Hands-on with the new Outlook.com

Microsoft unveiled the new Outlook.com design just yesterday. The company’s new look for Outlook is being tested by a small group of users, but there’s a workaround which lets anyone try the new design. I used the workaround to try out the new Outlook.com and I am really pleased with the new Outlook so far.

The new Outlook obviously includes a new design. It’s inspired by the Outlook Mail app in Windows 10, but it’s a whole lot better than the Windows 10 mail app in many ways. The iconography used by the new Outlook.com are the icons you get to see in Windows 10, and there’s also a hamburger menu just like the Windows 10 app. While I have not been a huge fan of the Outlook Mail app’s design in Windows 10, the new Outlook.com actually looks really pretty for a mail app.

With the new Outlook, Microsoft is focusing highly on search. The company recently started testing an advanced search feature on iOS (coming soon on Android), which leverages the power of Microsoft Graph to provide intelligent and contextual search results. On the web, however, there isn’t a huge difference in terms of the core functionality of the search feature. Instead, Microsoft’s made the placement of the search box a lot more prominent. I am expecting Microsoft to bring in some of the intelligent features from Outlook Mobile to Outlook.com’s search feature, so we shall wait and see.

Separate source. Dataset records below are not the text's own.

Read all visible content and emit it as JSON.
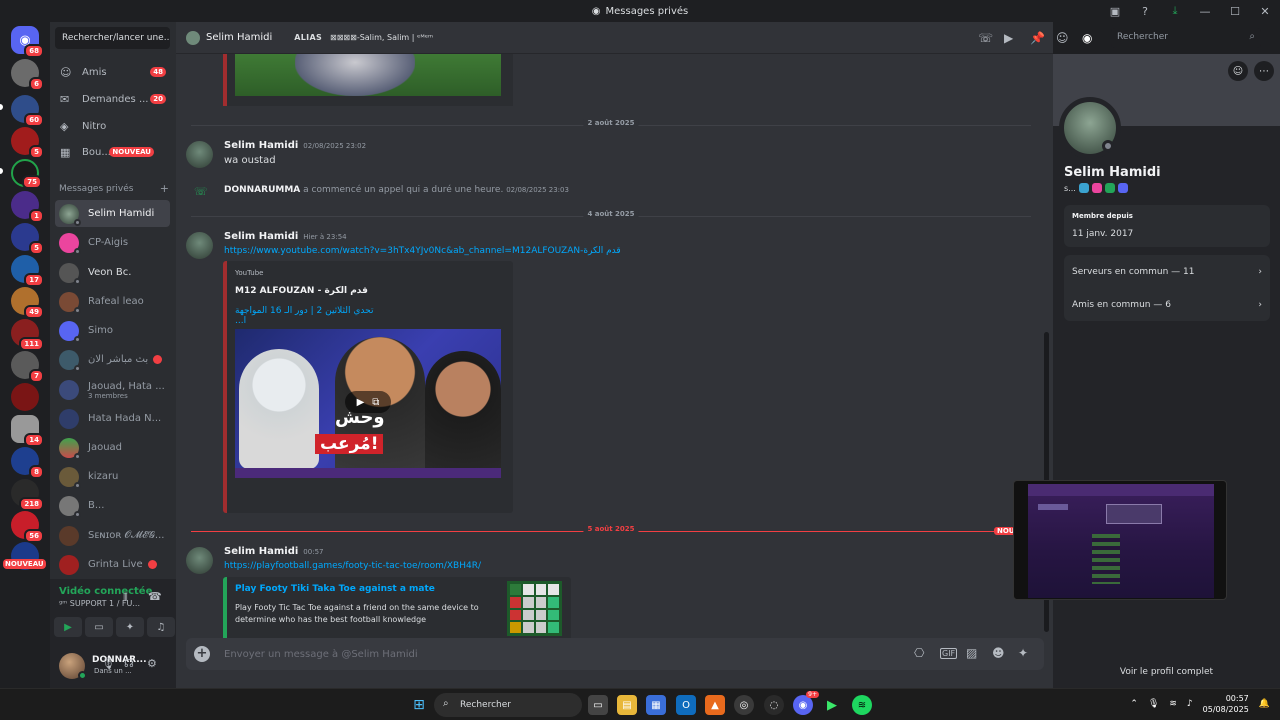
{
  "window": {
    "title": "Messages privés"
  },
  "sidebar": {
    "search_label": "Rechercher/lancer une...",
    "nav": [
      {
        "label": "Amis",
        "badge": "48"
      },
      {
        "label": "Demandes ...",
        "badge": "20"
      },
      {
        "label": "Nitro",
        "badge": ""
      },
      {
        "label": "Bou...",
        "badge": "NOUVEAU"
      }
    ],
    "dm_header": "Messages privés",
    "dm_add": "+",
    "dms": [
      {
        "name": "Selim Hamidi",
        "sub": ""
      },
      {
        "name": "CP-Aigis",
        "sub": ""
      },
      {
        "name": "Veon Bc.",
        "sub": ""
      },
      {
        "name": "Rafeal leao",
        "sub": ""
      },
      {
        "name": "Simo",
        "sub": ""
      },
      {
        "name": "بث مباشر الان",
        "sub": ""
      },
      {
        "name": "Jaouad, Hata ...",
        "sub": "3 membres"
      },
      {
        "name": "Hata Hada N...",
        "sub": ""
      },
      {
        "name": "Jaouad",
        "sub": ""
      },
      {
        "name": "kizaru",
        "sub": ""
      },
      {
        "name": "B...",
        "sub": ""
      },
      {
        "name": "Ѕᴇɴɪᴏʀ 𝓞𝓜𝓔𝓖...",
        "sub": ""
      },
      {
        "name": "Grinta Live",
        "sub": ""
      }
    ]
  },
  "servers": {
    "badges": [
      "68",
      "6",
      "60",
      "5",
      "75",
      "1",
      "5",
      "17",
      "49",
      "111",
      "7",
      "14",
      "8",
      "218",
      "56",
      "NOUVEAU"
    ]
  },
  "voice": {
    "status": "Vidéo connectée",
    "channel": "ᵍᵐ SUPPORT 1 / FU..."
  },
  "user": {
    "name": "DONNAR...",
    "status": "Dans un ..."
  },
  "chat_header": {
    "name": "Selim Hamidi",
    "alias_label": "ALIAS",
    "alias_value": "⊠⊠⊠⊠-Salim, Salim | ᵉᴹᵉᵐ",
    "search_placeholder": "Rechercher"
  },
  "messages": {
    "date1": "2 août 2025",
    "m1": {
      "author": "Selim Hamidi",
      "time": "02/08/2025 23:02",
      "text": "wa oustad"
    },
    "call": {
      "author": "DONNARUMMA",
      "text": " a commencé un appel qui a duré une heure.",
      "time": "02/08/2025 23:03"
    },
    "date2": "4 août 2025",
    "m2": {
      "author": "Selim Hamidi",
      "time": "Hier à 23:54",
      "link": "https://www.youtube.com/watch?v=3hTx4YJv0Nc&ab_channel=M12ALFOUZAN-قدم الكرة",
      "embed_provider": "YouTube",
      "embed_author": "M12 ALFOUZAN - قدم الكرة",
      "embed_title": "تحدي الثلاثين 2 | دور الـ 16 المواجهة ا...",
      "thumb_text1": "وحش",
      "thumb_text2": "مُرعب!"
    },
    "date3": "5 août 2025",
    "new_label": "NOU",
    "m3": {
      "author": "Selim Hamidi",
      "time": "00:57",
      "link": "https://playfootball.games/footy-tic-tac-toe/room/XBH4R/",
      "embed_title": "Play Footy Tiki Taka Toe against a mate",
      "embed_desc": "Play Footy Tic Tac Toe against a friend on the same device to determine who has the best football knowledge"
    }
  },
  "composer": {
    "placeholder": "Envoyer un message à @Selim Hamidi"
  },
  "profile": {
    "name": "Selim Hamidi",
    "tag": "s...",
    "member_since_label": "Membre depuis",
    "member_since": "11 janv. 2017",
    "servers_common": "Serveurs en commun — 11",
    "friends_common": "Amis en commun — 6",
    "view_full": "Voir le profil complet"
  },
  "taskbar": {
    "search": "Rechercher",
    "time": "00:57",
    "date": "05/08/2025",
    "discord_badge": "9+"
  },
  "colors": {
    "accent": "#5865f2",
    "danger": "#f23f43",
    "link": "#00a8fc",
    "online": "#23a559"
  }
}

Microsoft has also packed in some of the “modern” features that you’d expect to see on email clients in 2017. When you type a smiley face in an email, Outlook will automatically suggest emojis that you can use, and there’s also a button which lets you search for emojis and GIFs right from Outlook. A big part of the new Outlook is a feature called Quick Suggestions which is supposed to intelligently provide suggestions about things like flight information, restaurant reservations, and more when you writing an email. I couldn’t get this feature to work in the beta as of writing this hands-on, so I can’t really tell how well that works at the moment.

Outlook Photos is also a new feature that’s part of the new Outlook. It’s an interesting new feature, but it definitely seems a bit under-cooked. Outlook Photos is effectively a collection of all the attached images from your emails, and that’s about it. You can use the search feature to look for pictures, or you can look at photos from a specific contact, too. But the problem with the search feature is that it doesn’t include any intelligent features which means you’ll have to remember the exact term for a file name or email to be able to find a certain image. I really hope Microsoft brings in the advanced search features that are found on OneDrive and Google Photos to make the search feature actually useful.

The new Outlook also feels much faster than the old app. For starters, it’s built on Facebook’s React framework which potentially resulted in the new Outlook performing much better than before. Of course, the app is still in beta, so some parts might still feel a bit slow. It’s important to point out that Microsoft is yet to roll out the new design system for Outlook Calendar, the people hub, and Outlook Tasks.

Overall, I am a huge fan of the new Outlook.com. Microsoft’s Outlook team has been doing an amazing job on the mobile apps for the past year or so, and it’s very nice to see some of those changes coming to the web too. The new design works flawlessly, and the modern features are also going to be handy. Microsoft still needs to figure out what it really wants to Outlook Photos, which isn’t ready for prime-time as of yet. But more importantly, Outlook.com now looks and works like a modern email client you’d actually want to use on the browser — it’s miles ahead of Google’s Gmail which still looks something from 2007, and it also beats Google Inbox in many ways. A solid 9 out of 10.